The first ships carrying colonists set off from Gravesend and the tribe's most famous daughter, Pocahontas, is buried in a riverside church in the town.

But while the sons of Kent went on to found the United States of America, the arrival of the English was to prove catastrophic for the indigenous peoples who had inhabited Tsenacomoco, their name for the forests that flanked the James river, where they lived. By the time the two sides had got round to signing a peace treaty, war, disease and hunger had reduced the native population by 65 per cent and consigned them to the physical and social margins of the New World being built around them.

The eight tribes themselves, and their 7,000 members, only received official recognition 25 years ago and the legality of the agreement which granted them their two reservations in Virginia is still disputed with the US government.
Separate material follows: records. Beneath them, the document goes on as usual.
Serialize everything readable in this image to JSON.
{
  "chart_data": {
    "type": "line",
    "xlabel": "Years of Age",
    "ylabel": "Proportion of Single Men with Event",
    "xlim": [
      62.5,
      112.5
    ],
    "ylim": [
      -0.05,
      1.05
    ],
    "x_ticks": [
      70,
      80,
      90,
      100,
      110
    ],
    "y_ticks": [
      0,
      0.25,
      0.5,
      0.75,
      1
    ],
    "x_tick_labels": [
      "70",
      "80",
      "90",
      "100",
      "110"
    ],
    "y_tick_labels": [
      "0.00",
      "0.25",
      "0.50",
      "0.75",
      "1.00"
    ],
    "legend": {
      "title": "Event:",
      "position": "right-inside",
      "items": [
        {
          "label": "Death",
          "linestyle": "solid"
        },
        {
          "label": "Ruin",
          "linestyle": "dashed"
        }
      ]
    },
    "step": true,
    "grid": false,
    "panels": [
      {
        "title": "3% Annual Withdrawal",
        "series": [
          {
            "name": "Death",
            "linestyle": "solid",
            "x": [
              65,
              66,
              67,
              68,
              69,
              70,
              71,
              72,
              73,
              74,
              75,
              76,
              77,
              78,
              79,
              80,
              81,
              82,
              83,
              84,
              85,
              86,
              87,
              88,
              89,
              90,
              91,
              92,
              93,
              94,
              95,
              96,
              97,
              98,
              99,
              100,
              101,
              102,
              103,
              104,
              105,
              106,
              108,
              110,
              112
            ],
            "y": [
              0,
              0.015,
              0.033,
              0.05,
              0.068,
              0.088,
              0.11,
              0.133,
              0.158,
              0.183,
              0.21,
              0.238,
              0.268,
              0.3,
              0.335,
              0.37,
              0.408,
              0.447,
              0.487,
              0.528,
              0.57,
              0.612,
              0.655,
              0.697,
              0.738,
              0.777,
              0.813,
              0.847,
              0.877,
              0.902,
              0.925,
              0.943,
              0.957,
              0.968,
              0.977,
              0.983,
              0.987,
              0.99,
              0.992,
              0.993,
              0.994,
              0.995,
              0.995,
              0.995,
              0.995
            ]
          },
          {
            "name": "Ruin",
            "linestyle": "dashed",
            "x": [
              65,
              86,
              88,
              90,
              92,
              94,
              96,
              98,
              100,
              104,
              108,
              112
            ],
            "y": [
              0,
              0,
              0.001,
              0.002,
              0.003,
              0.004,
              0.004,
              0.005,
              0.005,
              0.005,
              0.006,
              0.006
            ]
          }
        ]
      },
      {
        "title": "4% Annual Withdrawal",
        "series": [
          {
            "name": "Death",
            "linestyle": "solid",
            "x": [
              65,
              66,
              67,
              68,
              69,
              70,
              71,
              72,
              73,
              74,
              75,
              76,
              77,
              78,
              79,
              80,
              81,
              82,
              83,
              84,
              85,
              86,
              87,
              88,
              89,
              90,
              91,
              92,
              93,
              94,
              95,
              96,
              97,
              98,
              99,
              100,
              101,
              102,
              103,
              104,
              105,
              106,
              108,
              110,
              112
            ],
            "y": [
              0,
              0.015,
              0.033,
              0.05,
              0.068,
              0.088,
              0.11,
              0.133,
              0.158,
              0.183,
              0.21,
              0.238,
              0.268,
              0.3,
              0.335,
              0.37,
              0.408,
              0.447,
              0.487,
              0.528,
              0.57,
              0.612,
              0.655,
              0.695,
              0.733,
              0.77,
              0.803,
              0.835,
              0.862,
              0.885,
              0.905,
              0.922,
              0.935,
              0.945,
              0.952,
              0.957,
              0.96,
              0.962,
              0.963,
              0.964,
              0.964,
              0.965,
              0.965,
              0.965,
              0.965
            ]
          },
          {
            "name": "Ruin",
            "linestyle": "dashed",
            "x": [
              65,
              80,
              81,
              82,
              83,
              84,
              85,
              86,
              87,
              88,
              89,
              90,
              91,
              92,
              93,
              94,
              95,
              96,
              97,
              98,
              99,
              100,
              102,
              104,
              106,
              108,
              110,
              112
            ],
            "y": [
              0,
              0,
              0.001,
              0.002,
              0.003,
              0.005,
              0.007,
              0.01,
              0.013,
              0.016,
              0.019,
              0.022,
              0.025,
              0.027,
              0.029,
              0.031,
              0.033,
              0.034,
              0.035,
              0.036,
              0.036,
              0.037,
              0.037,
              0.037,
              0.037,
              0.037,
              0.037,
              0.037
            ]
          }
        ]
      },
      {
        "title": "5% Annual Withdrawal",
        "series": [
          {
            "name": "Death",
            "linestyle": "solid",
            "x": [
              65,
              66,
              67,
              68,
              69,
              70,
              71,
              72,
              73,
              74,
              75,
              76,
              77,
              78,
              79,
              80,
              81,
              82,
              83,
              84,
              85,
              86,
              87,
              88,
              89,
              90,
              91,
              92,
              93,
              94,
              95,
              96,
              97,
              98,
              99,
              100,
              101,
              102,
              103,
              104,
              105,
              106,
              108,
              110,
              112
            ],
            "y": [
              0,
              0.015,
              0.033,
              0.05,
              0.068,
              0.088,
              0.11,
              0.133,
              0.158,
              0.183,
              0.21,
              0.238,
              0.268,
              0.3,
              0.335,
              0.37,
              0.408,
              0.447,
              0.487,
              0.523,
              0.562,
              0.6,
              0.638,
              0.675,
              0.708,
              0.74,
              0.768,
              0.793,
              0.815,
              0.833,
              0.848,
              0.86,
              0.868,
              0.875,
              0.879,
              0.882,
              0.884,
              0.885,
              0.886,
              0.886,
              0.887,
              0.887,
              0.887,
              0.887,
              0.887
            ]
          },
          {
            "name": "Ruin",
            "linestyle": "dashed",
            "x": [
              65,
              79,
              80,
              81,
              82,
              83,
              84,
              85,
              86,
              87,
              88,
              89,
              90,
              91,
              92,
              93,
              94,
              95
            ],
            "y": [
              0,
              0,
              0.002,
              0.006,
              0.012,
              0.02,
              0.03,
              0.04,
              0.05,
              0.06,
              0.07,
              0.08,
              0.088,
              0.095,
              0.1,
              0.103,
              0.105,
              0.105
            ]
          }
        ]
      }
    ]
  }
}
But there appeared to be little in the way of hard feelings. Mr Smith, a computer expert who worked on the human genome project, prefers to reserve his disdain for the American government. "I'm just really glad that the English people are recognising us for who we are when our own country doesn't," he said.

Warren Cook, assistant chief of the Pamunkey, is also philosophical about the past but determined that the future will not see his tribe forced to cede what is rightfully theirs, particularly over fishing rights. "With all that land someone was going to come out there sooner or later," he says.

Stephen Adkins, a retired human resources director with Du Pont, leads the Chickahominy. "When I look back, the positive thing that accrued is that our folks learnt some new technology that the English brought with them. But the colonists were never satisfied - enough was never enough. And that was the story of America from the east coast to the west."

Today Native Americans own just 2 per cent of the US landmass and many experience profound social problems. Across the Canadian border, the Innu, also part of the Algonquian-speaking Powhatan, work with groups such as Survival International to combat rampant alcoholism, depression and petrol-sniffing among the young.

But Chief Adkins says it is wrong to believe that all are blighted by social ills. "We are a microcosm of society - we have everyone from janitors to doctors and lawyers. If you look at the number of people in the tribes of Virginia who need public assistance, it is statistically negligible. At some point though the United States will wake up to its indigenous people."

But there is little appetite for heaping the blame on the English. "Look at it this way, on 4 July 1776 when they took down the Union Jack and raised up Old Glory, did our lives change for the better? The answer is they did not."